If your protractor indicates a change in the optic’s relative position to the upper’s rail, you’ll need to adjust your approach for how you tighten each individual screw, adjust the scope within the rings to compensate for the movement, or consider lapping your rings and trying again (presuming the rings are uneven and pushing the optic out of alignment).
Once you’re locked-in to specifications, remove your protractor from your optic, and then set it back down in the same spot to double-check the reading.
You can triple-check using an available pre-qualified section of rail. Look into your optic and line up the reticle with a right angle (like a door frame) and conduct a visual assessment of your reticle for proper alignment of cross-hairs or other markings, relative to the upper receiver.
The straight-forward, simple process complete, once everything checks out satisfactorily you should be set to re-assemble the firearm (if necessary) and head out to the range to dial-in the optic.
Other Useful Employments
Fred, being who he is, instinctively checked the gas block on each of the three firearms I brought in that day. Above, the Armalite’s gas block was off slightly so he took the liberty of bringing it back in-line.

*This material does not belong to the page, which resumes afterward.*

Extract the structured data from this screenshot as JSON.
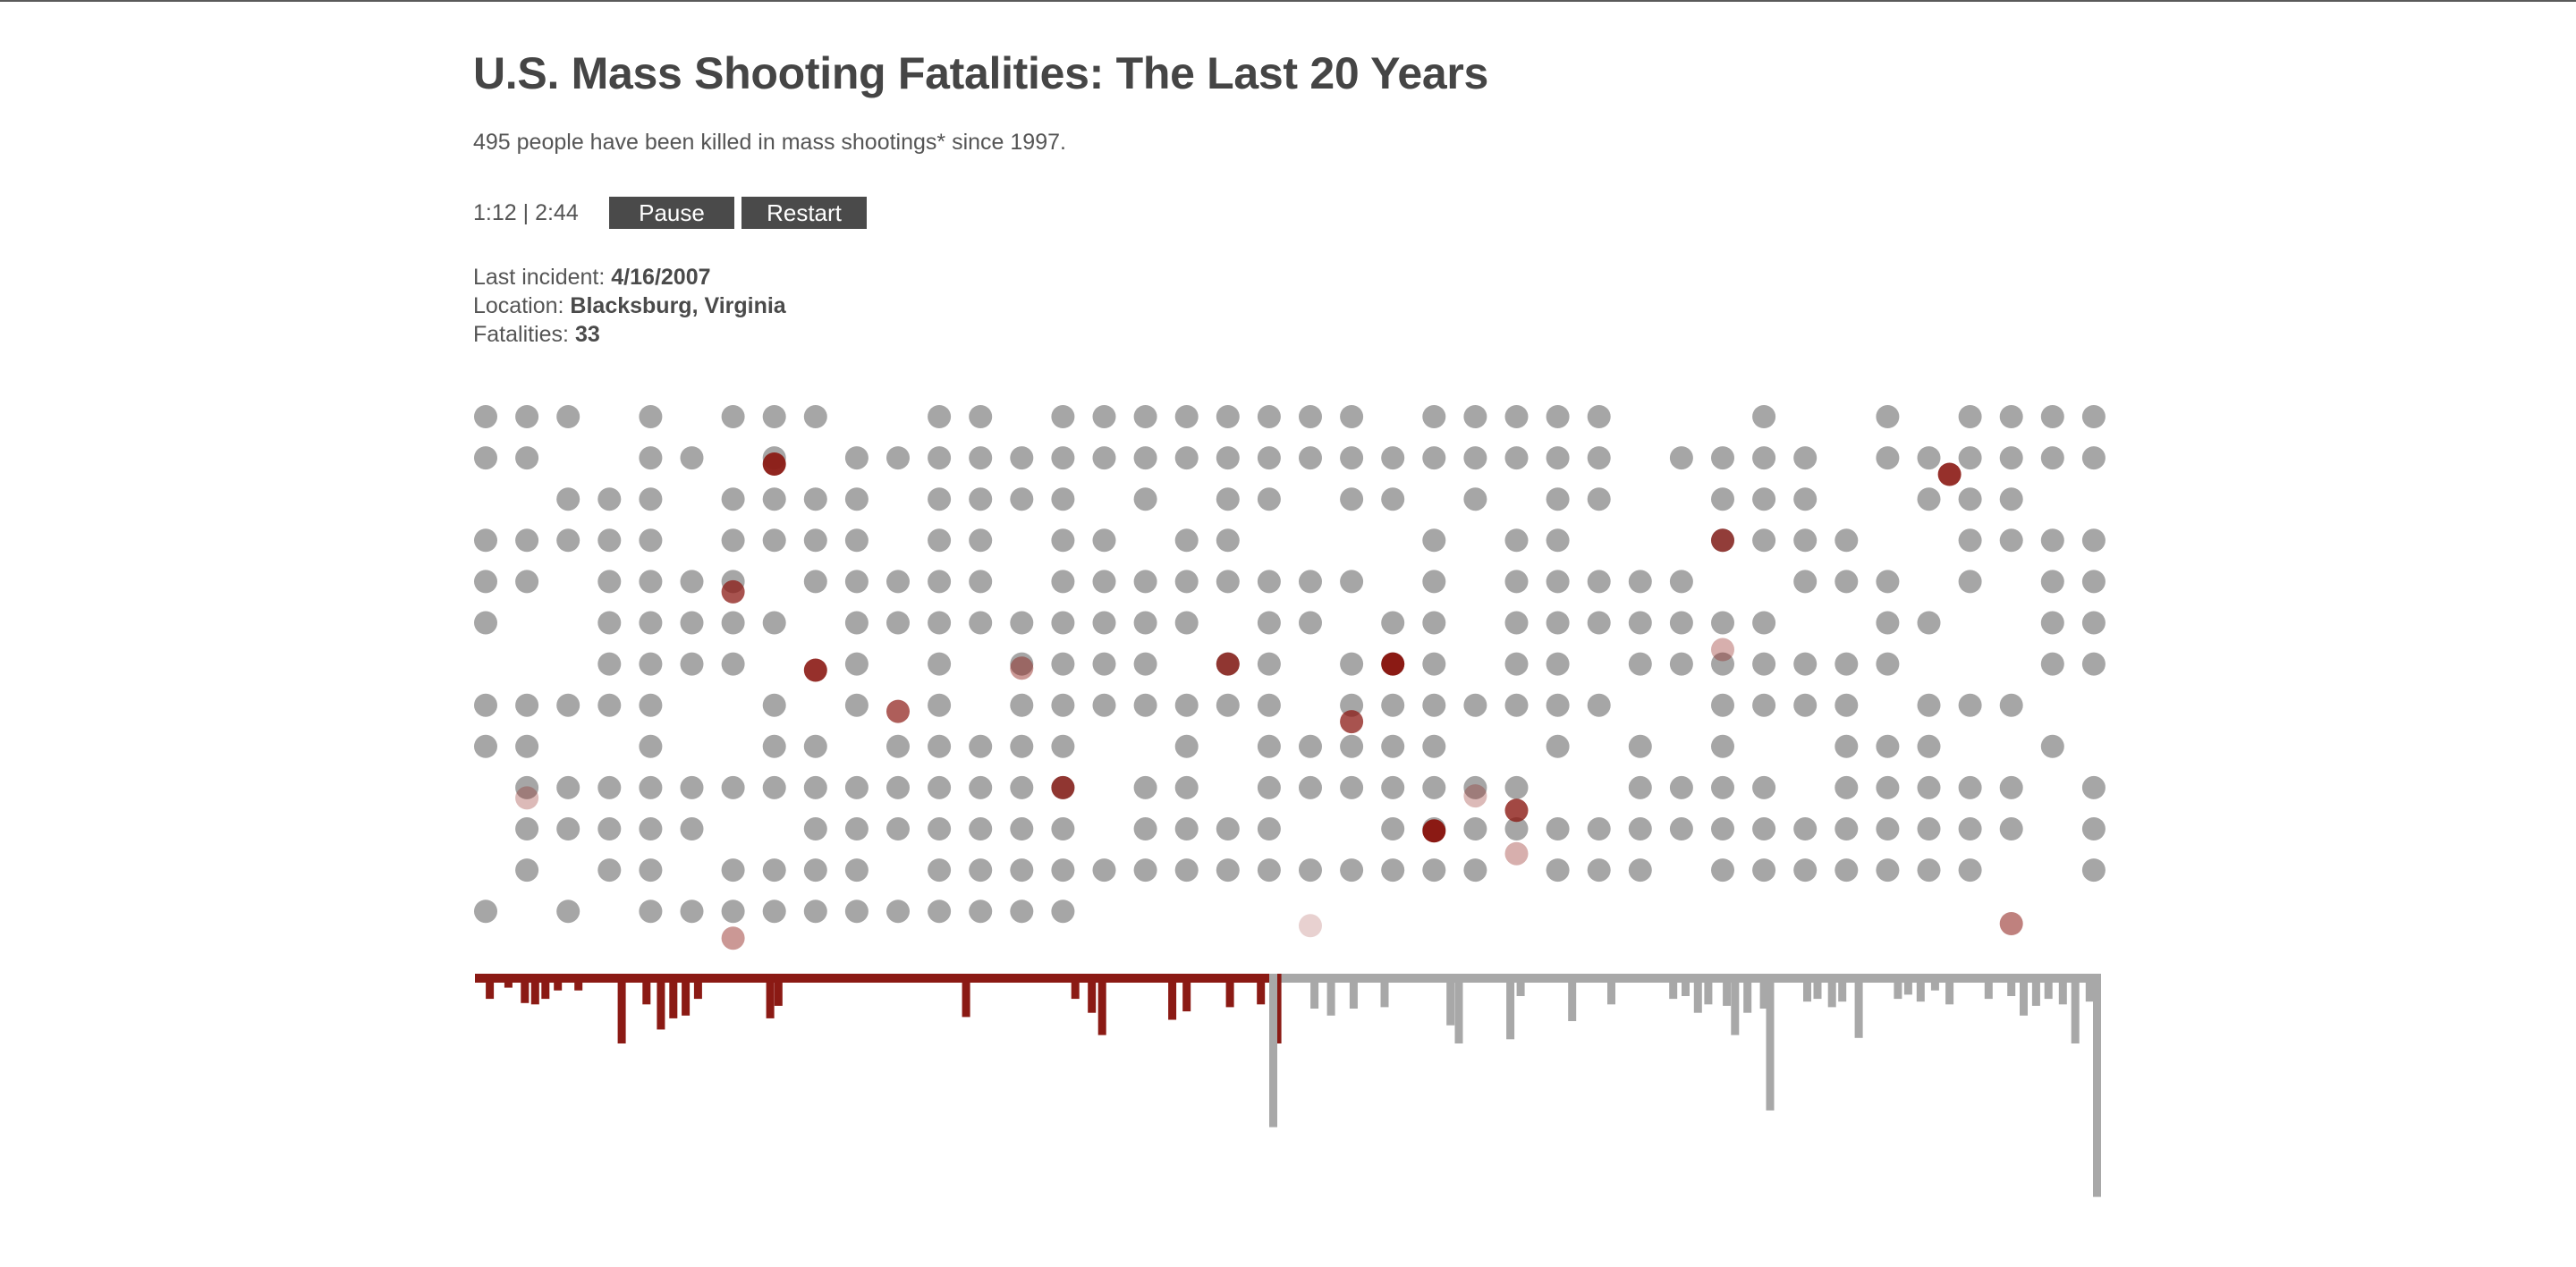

A digital protractor also works really well for timing muzzle devices. Many devices have a flat spot at the 0°, 90°, 180°, and/or 270° positions from which you can take your reading. When muzzle devices are absent a flat side, you may need to get a little creative, as demonstrated by Fred in the photo above.
If you spend more than a few hours a month working on firearms, a digital protractor is well worth the investment. As soon as you have one in-hand you should block out the next day or two because you’ll most likely be checking and re-mounting many of your rails, optics, and muzzle devices.
And if you’re like Fred Hastings, it will feel like the right thing to do. If you’re not, that’s fine – your arms may still run. But why did you read this article?